Treetop-level windows line the front of the room, and greenroof terraces open off either side, bringing the outside in. Throughout, sculptural furnishings and accessories contribute to the gallery-like atmosphere.
One side of the room is devoted to lounge space, piled high with soft floor cushions. The other, shown above, contains a table and wine bar. With the exception of ceiling-mounted speakers for music, the room is intentionally free of media technology.
Elements like the following help foster conviviality:
• In addition to storage for dozens of bottles, the wine bar features a refrigerator, dishwasher, and cappuccino maker―everything you might need for a gathering of friends.
• The wine bar countertop is topped with Paperstone, a rock-hard compressed paper that is made of 80 to 85 percent recycled material. “It’s similar to a solid surface like Corian and just as easy to maintain,” Nemeckay says.

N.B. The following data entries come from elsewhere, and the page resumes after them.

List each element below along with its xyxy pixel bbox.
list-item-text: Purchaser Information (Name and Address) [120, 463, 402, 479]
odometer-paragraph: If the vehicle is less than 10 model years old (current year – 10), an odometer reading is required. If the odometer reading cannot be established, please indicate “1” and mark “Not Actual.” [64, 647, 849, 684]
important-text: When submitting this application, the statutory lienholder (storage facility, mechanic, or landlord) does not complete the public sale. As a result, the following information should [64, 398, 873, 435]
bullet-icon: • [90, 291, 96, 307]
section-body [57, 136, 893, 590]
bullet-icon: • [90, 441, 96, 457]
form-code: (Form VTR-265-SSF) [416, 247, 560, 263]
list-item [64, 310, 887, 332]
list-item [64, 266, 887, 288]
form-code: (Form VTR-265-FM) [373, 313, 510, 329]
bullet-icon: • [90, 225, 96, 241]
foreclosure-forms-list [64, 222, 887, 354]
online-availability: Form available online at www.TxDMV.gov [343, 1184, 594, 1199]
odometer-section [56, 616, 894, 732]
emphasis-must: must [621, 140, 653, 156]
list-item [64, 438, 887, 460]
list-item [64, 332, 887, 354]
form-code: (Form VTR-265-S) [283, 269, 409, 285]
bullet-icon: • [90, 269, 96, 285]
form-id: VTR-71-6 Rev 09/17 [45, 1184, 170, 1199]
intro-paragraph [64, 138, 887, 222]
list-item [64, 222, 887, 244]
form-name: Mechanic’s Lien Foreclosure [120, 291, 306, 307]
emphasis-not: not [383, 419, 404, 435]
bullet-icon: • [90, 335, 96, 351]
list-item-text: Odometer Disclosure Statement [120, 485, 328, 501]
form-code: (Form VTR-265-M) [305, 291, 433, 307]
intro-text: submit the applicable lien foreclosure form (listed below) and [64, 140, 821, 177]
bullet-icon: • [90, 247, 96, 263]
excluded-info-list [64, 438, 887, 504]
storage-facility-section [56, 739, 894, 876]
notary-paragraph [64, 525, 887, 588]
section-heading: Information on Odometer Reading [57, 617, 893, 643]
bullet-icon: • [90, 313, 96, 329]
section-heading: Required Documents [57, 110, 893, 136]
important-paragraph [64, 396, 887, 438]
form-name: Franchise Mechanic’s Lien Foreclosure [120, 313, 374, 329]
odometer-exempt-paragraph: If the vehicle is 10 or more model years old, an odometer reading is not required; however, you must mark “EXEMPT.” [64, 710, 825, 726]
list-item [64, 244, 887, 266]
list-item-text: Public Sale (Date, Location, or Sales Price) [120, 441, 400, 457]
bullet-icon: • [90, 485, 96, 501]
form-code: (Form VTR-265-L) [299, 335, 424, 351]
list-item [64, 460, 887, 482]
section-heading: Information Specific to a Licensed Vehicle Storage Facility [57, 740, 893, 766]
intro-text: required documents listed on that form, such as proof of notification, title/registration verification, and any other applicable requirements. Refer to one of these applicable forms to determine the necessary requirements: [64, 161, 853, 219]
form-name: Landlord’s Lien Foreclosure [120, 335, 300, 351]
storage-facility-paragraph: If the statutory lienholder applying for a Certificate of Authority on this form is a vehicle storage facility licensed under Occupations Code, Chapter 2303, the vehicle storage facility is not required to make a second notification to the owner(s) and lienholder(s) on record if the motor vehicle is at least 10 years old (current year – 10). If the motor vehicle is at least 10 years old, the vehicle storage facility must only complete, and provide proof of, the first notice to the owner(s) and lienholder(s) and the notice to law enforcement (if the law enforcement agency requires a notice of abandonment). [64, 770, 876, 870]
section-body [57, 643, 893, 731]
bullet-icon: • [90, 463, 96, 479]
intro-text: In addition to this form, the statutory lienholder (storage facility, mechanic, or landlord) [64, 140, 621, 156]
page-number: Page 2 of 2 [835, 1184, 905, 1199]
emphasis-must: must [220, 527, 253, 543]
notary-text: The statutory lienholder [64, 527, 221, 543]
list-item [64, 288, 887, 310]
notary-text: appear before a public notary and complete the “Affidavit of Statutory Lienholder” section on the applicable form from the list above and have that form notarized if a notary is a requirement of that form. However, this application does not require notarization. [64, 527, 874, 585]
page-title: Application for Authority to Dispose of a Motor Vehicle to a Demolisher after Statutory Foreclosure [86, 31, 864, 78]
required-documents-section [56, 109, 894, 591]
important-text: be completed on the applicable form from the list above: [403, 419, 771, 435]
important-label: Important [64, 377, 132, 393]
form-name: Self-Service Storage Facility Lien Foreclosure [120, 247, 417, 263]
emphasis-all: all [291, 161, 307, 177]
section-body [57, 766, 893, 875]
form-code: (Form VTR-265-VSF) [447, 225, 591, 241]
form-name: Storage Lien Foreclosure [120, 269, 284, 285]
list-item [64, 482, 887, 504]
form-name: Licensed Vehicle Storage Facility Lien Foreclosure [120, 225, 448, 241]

• Sliding glass doors offer easy access to the greenroofs. Closed, the doors maximize views. When the weather allows, they can be opened to catch cooling breezes, helping to reduce energy costs.
• “Design as much as possible with the environment in mind,” Fredman says. Even small details like the wine barrel top tray―an old material given new use, shown at the far right―speak to the home’s green sensibility and the room’s function.